Every day I look outside my window and notice a sturdy log lying on the ground and think to myself, ‘I wish I could be like that log’. It remains unchanged in an ever-changing environment. It can withstand all kinds of storms. It would take a catastrophic event to move it, like a tornado or major flooding. I get that it’s not perfect, but I want to be like that strong, sturdy log out there. It’s always there. It never moves. Like the log, I too want to be predictable and reliable.
Then, as I was marveling at this log, my wife came into the room. I could hear her mumbling something about the log, but it didn’t sound so nice. I moved close enough to hear her without her knowing that I was listening. She uttered that she wished that log was gone, that it’s so disgusting and ugly, and that she wished lightening would strike it into little pieces so that she could shovel it away into the woods. Then I thought to myself, ‘maybe I don’t want to be like that log’.

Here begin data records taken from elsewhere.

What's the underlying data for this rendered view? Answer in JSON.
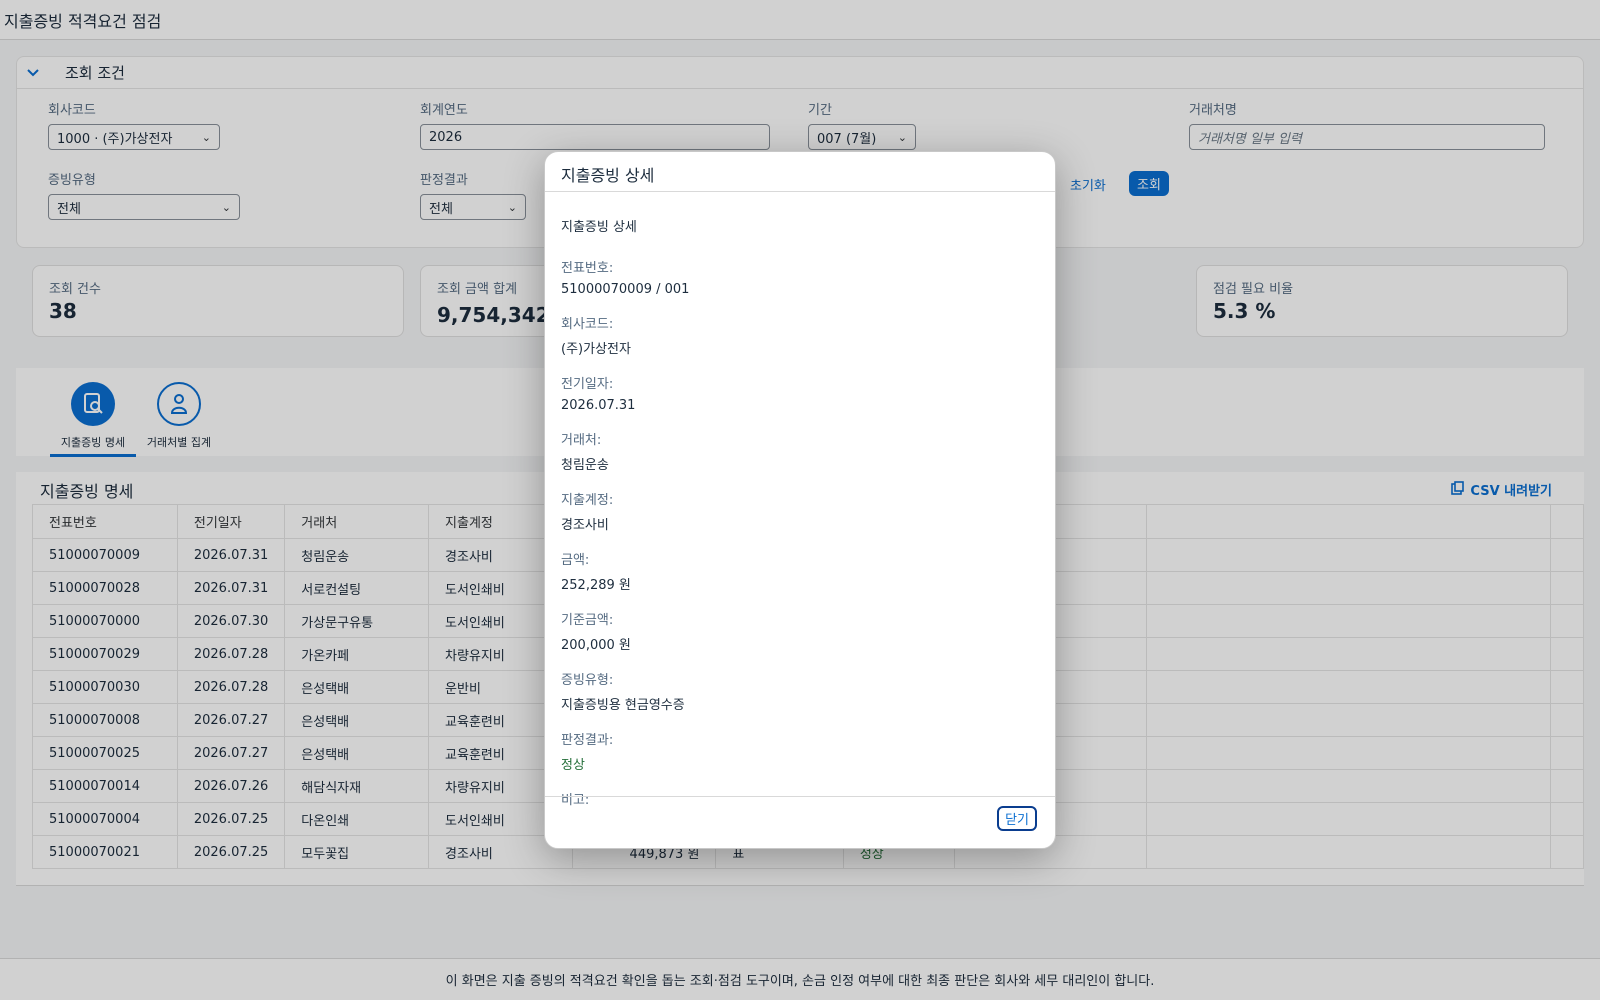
{
  "app": {
    "title": "지출증빙 적격요건 점검"
  },
  "filter": {
    "section_title": "조회 조건",
    "company": {
      "label": "회사코드",
      "value": "1000 · (주)가상전자"
    },
    "year": {
      "label": "회계연도",
      "value": "2026"
    },
    "period": {
      "label": "기간",
      "value": "007 (7월)"
    },
    "vendor": {
      "label": "거래처명",
      "placeholder": "거래처명 일부 입력"
    },
    "proof_type": {
      "label": "증빙유형",
      "value": "전체"
    },
    "result": {
      "label": "판정결과",
      "value": "전체"
    },
    "reset_label": "초기화",
    "search_label": "조회"
  },
  "kpis": [
    {
      "label": "조회 건수",
      "value": "38"
    },
    {
      "label": "조회 금액 합계",
      "value": "9,754,342 원"
    },
    {
      "label": "점검 필요 비율",
      "value": "5.3 %"
    }
  ],
  "tabs": [
    {
      "label": "지출증빙 명세",
      "icon": "document-search-icon",
      "selected": true
    },
    {
      "label": "거래처별 집계",
      "icon": "person-icon",
      "selected": false
    }
  ],
  "table": {
    "title": "지출증빙 명세",
    "csv_label": "CSV 내려받기",
    "columns": [
      "전표번호",
      "전기일자",
      "거래처",
      "지출계정"
    ],
    "rows": [
      [
        "51000070009",
        "2026.07.31",
        "청림운송",
        "경조사비"
      ],
      [
        "51000070028",
        "2026.07.31",
        "서로컨설팅",
        "도서인쇄비"
      ],
      [
        "51000070000",
        "2026.07.30",
        "가상문구유통",
        "도서인쇄비"
      ],
      [
        "51000070029",
        "2026.07.28",
        "가온카페",
        "차량유지비"
      ],
      [
        "51000070030",
        "2026.07.28",
        "은성택배",
        "운반비"
      ],
      [
        "51000070008",
        "2026.07.27",
        "은성택배",
        "교육훈련비"
      ],
      [
        "51000070025",
        "2026.07.27",
        "은성택배",
        "교육훈련비"
      ],
      [
        "51000070014",
        "2026.07.26",
        "해담식자재",
        "차량유지비"
      ],
      [
        "51000070004",
        "2026.07.25",
        "다온인쇄",
        "도서인쇄비"
      ],
      [
        "51000070021",
        "2026.07.25",
        "모두꽃집",
        "경조사비"
      ]
    ],
    "last_row_partial": {
      "amount": "449,873 원",
      "proof": "표",
      "result": "정상"
    }
  },
  "footer": {
    "text": "이 화면은 지출 증빙의 적격요건 확인을 돕는 조회·점검 도구이며, 손금 인정 여부에 대한 최종 판단은 회사와 세무 대리인이 합니다."
  },
  "dialog": {
    "title": "지출증빙 상세",
    "subtitle": "지출증빙 상세",
    "fields": [
      {
        "label": "전표번호:",
        "value": "51000070009 / 001"
      },
      {
        "label": "회사코드:",
        "value": "(주)가상전자"
      },
      {
        "label": "전기일자:",
        "value": "2026.07.31"
      },
      {
        "label": "거래처:",
        "value": "청림운송"
      },
      {
        "label": "지출계정:",
        "value": "경조사비"
      },
      {
        "label": "금액:",
        "value": "252,289 원"
      },
      {
        "label": "기준금액:",
        "value": "200,000 원"
      },
      {
        "label": "증빙유형:",
        "value": "지출증빙용 현금영수증"
      },
      {
        "label": "판정결과:",
        "value": "정상"
      },
      {
        "label": "비고:",
        "value": ""
      }
    ],
    "close_label": "닫기"
  }
}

Finally, I moved even closer to her and said that I could hear her bad mouthing that poor, good ole sturdy log. I told her what I thought about the log and asked why she hated it. She said that although it may look strong on the outside, inside it's dying and is being eaten alive by bugs and slowly rotting away. It's little by little being decimated by its environment. Wind, storms, snow, sun, and bugs are slowly destroying the log from the inside out. In time, those things will continue to gnaw away at the log until it can’t hold on any longer. It will then collapse and cave in.
As I pondered what my wife had said, I wondered, ‘How many other logs are out there? How many appear solid on the outside, but are slowly dying on the inside?’